"Genericide" assault to nullify the Google trademark fails

A USA federal appeals court ruled in favor of Google in a genericide lawsuit Tuesday, noting that the word google is not generic.

It's an ongoing legal fight by companies whose names gain such recognition that their brands become synonymous with their product categories.

In an important trademark ruling, the 9th Circuit Court of Appeals found that "googled" may have become a synonym for Internet searching, but that doesn't mean the company can't protect its name.

Back in 2012, two individuals had acquired over 700 domain names that combined the name "Google" with other words (such as "googlebarackobama.net") from a domain name registrar.
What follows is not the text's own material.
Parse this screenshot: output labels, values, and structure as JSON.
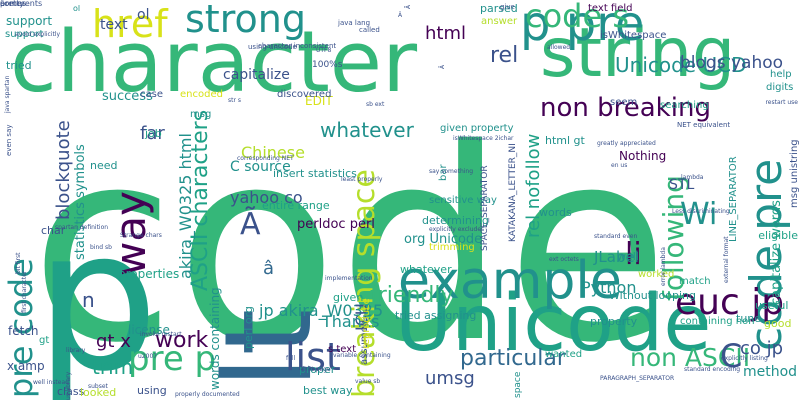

That has happened with aspirin, cellophane and thermos, all common words that used to be trademarks. While people have used "google" to refer to searching online for almost 20 years, that does not invalidate the company's trademark.

In essence, Google is not a generic term, although it can be used as a verb, such as, "google how the stock market did today".

Courts often look to evidence such as consumer surveys and testimonies to determine whether the primary significance of a brand name has changed or not, and also consider how the trademark owner is using the name in advertising or even how competitors are using the brand name.

Foster said the circuit court's decision sets precedent on the question of "verbbing" a trademarked name. Google filed a cybersquatting complaint under the Uniform Domain Name Dispute Resolution Policy and claimed trademark infringement.

Josh Gerben, an attorney based in Washington said, agreed that genericness is "something where a trademark is no longer able to identify a particular source of a product or service".

The district court was correct to focus on internet search engines rather than the act of searching the internet, the panel said, with U.S. Circuit Judge Richard Tallman writing that "verb use of the word "google" to mean 'search the internet, ' as opposed to adjective use, did not automatically constitute generic use". Others may wonder if a mega-famous name like "Google" could ever actually become generic. Judge Paul Watford concurred separately, calling the majority opinion “well-reasoned, ” but arguing that it was unnecessary “to resolve whether evidence of indiscriminate verb use is categorically irrelevant in an action alleging that a trademark has become generic.”.